Nintendo has a bit of a track record when it comes to big reveals, and early this morning they’ll be releasing the first official teaser for their upcoming console. So to get ready for that, here’s a look back at some of Nintendo’s biggest unveilings.
The DS Appears
It’s 2004. Nintendo is unveiling the Nintendo DS. The Game Boy era is over. But they don’t know precisely where Nintendo is going with the DS.
And then Reggie pulls out the hits. There’s a new Metroid game. A touch screen. And a cartridge port for all of your old Game Boy Advance games.
And it’s got Wi-Fi.
The DS didn’t end up being that fantastic — at least not until the DS Lite, a smaller unit with a much brighter screen, was released. But what a great reveal.
Iwata Pulls The Wii Out Of His Jacket
It wasn’t widely known what the Wii would be. Back then, the codename was Nintendo Revolution. “Now you say, you want a revolution,” Iwata told a crowd.
“Well, we’ve got one,” the late Nintendo president continued.
And then he pulled the Wii out of his jacket.

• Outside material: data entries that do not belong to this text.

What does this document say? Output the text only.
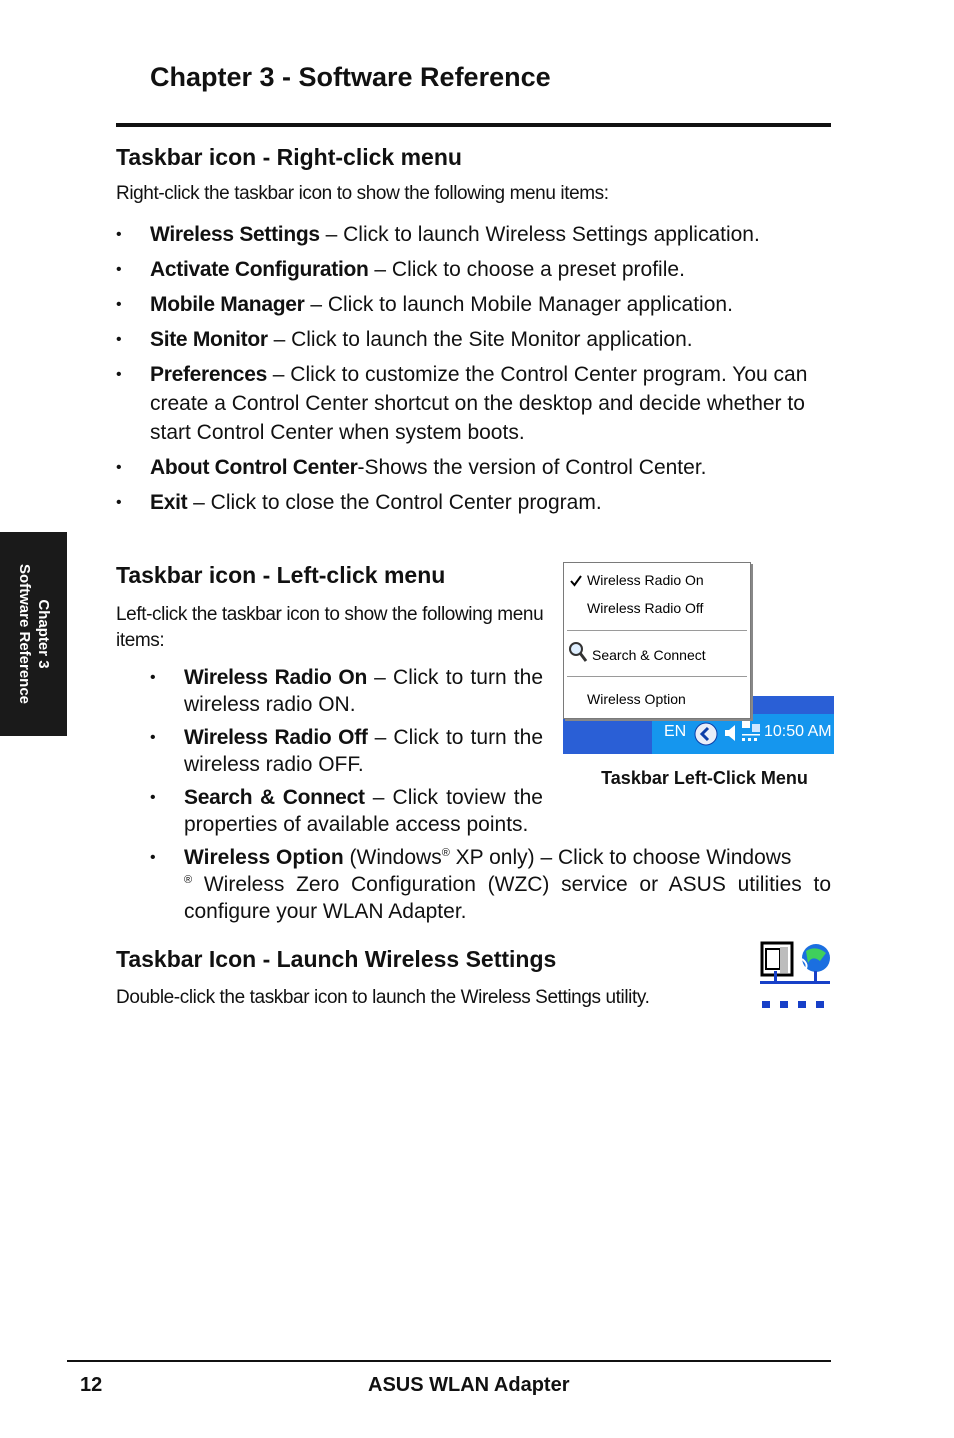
Chapter 3 - Software Reference
Chapter 3
Software Reference
Taskbar icon - Right-click menu

Right-click the taskbar icon to show the following menu items:

• Wireless Settings – Click to launch Wireless Settings application.
• Activate Configuration – Click to choose a preset profile.
• Mobile Manager – Click to launch Mobile Manager application.
• Site Monitor – Click to launch the Site Monitor application.
• Preferences – Click to customize the Control Center program. You can create a Control Center shortcut on the desktop and decide whether to start Control Center when system boots.
• About Control Center-Shows the version of Control Center.
• Exit – Click to close the Control Center program.
Taskbar icon - Left-click menu

Left-click the taskbar icon to show the following menu items:

• Wireless Radio On – Click to turn the wireless radio ON.
• Wireless Radio Off – Click to turn the wireless radio OFF.
• Search & Connect – Click toview the properties of available access points.
•	Wireless Option (Windows® XP only) – Click to choose Windows
® Wireless Zero Configuration (WZC) service or ASUS utilities to configure your WLAN Adapter.
EN	10:50 AM
Wireless Radio On
Wireless Radio Off
Search & Connect
Wireless Option
Taskbar Left-Click Menu
Taskbar Icon - Launch Wireless Settings

Double-click the taskbar icon to launch the Wireless Settings utility.

12	ASUS WLAN Adapter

Consoles can’t do that. And they still don’t. But the Wii could.
Why Not Both?
Having the 3DS and the Wii U in play at the same time was a bit of a problem. You can’t just port a 3D capable game to whatever console you liked. And Shigeru Miyamoto pointed this out, according to a story Iwata told at E3 2011.
“A few months ago, I explained the concept of Wii U to Mr. Sakurai who was developing Kid Icarus,” Iwata said. The problem was: what platform do you develop for?
Sakura’s suggestion: why not make Smash Bros for both 3DS and the Wii U? And that’s what Iwata promised, saying “the software will work together in some fashion”.
And Then The Princess Appears
Nintendo could already walk away proud at E3 2004 with the Nintendo DS. Hey, we’ve got an awesome handheld console. The specs are great, it’s got a new Metroid, done deal. You don’t need to do much more than that.
But then before everyone bails, Reggie steps up and politely suggests people hang around to check out one more universe.
It’s Twilight Princess. And the whole thing ends with Shigeru Miyamoto on stage with a sword and shield.
A Symphony Of Wii
And then, of course, we have Miyamoto opening the E3 2006 conference dressed in suit and bow tie. Conducting a Zelda orchestra — with the Wii controller.
Which then devolved into some genre of music I’m pretty sure has died, over a montage of Excite Truck and Red Steel.
Nintendo’s actual offering at E3 2014 was pretty ordinary.
The Robot Chicken skits were not.
They were genuinely funny, as well as having a small dig at the cult of Nintendo and some of the company’s own shortcomings. It was a well delivered dose of self-deprecation that put a smile on Nintendo fans suffering from the Wii U’s torrid times.
That’s a small list of some of the ways Nintendo has unveiled their tech over the decades. And in a few hours, we’ll see how the Japanese giant does it in 2016. What are your favourite Nintendo moments over the years?